According to a Kaiser Family Foundation analysis in fall 2009, about 2% of uninsured people could purchase health insurance through a workplace plan, but simply chose not to do so. These same employees are likely to have questions about exchange eligibility come this fall, and turn to their HR department (and broker) for answers. For example, according to a Lake Research and Enroll America survey compiled last fall, 78% of all uninsured were not aware that they may qualify for subsidies and will have coverage options in 2014.
“There's a lot of need for targeted education by state, versus federal campaigns,” says Mollyann Brodie, director of public opinion and media research at Kaiser Family Foundation.

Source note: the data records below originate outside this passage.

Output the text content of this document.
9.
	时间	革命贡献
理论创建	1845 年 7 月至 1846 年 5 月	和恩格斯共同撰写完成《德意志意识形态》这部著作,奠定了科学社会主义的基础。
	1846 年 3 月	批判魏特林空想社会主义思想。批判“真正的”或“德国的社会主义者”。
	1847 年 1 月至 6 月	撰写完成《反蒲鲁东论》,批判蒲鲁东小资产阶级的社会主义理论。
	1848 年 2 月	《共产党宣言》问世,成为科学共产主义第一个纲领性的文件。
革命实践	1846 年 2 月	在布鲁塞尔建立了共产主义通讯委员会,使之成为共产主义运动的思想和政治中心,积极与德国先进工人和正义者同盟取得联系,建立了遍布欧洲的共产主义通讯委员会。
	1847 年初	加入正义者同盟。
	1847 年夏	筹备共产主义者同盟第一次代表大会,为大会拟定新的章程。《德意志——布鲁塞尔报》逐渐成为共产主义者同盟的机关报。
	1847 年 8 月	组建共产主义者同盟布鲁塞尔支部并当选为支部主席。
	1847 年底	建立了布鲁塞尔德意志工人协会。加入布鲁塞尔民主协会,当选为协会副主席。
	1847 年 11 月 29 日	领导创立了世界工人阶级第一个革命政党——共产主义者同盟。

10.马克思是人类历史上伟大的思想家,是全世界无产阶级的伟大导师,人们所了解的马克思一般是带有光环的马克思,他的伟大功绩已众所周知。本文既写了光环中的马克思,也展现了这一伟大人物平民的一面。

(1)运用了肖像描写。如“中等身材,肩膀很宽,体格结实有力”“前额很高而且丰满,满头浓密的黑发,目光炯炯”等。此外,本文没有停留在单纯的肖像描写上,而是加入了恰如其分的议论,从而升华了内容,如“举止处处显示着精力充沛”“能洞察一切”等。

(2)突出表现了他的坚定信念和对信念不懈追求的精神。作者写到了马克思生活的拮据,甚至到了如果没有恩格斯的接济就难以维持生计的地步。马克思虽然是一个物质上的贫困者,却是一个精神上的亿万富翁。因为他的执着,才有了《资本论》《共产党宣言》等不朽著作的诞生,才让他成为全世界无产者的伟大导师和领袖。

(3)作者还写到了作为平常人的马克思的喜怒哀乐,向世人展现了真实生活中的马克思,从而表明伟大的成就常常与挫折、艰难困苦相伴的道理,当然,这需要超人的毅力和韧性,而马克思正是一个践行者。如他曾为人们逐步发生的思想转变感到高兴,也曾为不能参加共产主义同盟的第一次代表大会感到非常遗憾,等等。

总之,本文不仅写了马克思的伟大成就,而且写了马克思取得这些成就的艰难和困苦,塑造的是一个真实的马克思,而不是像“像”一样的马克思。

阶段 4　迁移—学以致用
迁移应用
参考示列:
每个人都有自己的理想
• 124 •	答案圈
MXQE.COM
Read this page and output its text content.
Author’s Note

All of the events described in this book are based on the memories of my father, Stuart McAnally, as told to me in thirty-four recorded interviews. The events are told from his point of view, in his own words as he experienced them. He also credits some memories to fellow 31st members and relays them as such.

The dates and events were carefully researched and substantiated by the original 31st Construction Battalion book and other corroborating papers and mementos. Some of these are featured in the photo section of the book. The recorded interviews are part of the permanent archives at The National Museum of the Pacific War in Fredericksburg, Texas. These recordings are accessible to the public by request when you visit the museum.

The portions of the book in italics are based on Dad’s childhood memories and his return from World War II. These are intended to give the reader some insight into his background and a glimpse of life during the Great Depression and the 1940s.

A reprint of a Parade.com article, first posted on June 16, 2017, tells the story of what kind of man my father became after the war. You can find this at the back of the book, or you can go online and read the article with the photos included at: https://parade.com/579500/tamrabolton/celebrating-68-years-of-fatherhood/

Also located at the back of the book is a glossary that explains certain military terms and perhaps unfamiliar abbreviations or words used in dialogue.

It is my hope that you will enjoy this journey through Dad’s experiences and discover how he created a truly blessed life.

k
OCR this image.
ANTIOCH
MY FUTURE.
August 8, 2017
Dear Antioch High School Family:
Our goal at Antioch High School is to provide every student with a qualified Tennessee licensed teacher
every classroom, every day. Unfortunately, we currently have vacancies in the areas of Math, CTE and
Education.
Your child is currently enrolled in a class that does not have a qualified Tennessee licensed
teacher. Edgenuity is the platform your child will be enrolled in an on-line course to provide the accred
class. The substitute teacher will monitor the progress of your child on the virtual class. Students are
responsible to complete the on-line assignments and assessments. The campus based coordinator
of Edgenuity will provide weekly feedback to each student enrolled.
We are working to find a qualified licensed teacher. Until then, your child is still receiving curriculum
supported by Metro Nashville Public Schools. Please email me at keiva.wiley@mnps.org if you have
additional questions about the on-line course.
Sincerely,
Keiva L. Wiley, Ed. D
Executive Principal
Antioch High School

The Department of Health and Human Services in late January launched Health Insurance Marketplace, a website and marketing campaign designed to educate people about exchange open enrollment. According to HHS spokesman Fabien Levy, the agency is targeting both uninsured and insured people through email and text message updates, as well as social media conversations on Twitter, Facebook, Tumblr and YouTube. He points out that the Congressional Budget Office predicts that 9 million Americans will obtain coverage through the exchanges in 2014.
State organizations vary drastically in the level of education and tools provided to residents. Some of the most active states so far are Maryland and California. Both have informational websites dedicated to their respective exchanges. Willis’ Blaney says confusion for employees will likely increase when more states begin their awareness campaigns.
There is also a need for education in the small business market, says Sarah Dash, a researcher at Georgetown University’s Center on Health Insurance Reforms. With so much still undetermined, and many more HHS regulations and communications to come, Kaiser’s Brodie says moving forward with an education campaign is more important than ever. “If we wait until the public is perfectly informed” on the details of PPACA, she says, “we’ll be waiting forever.”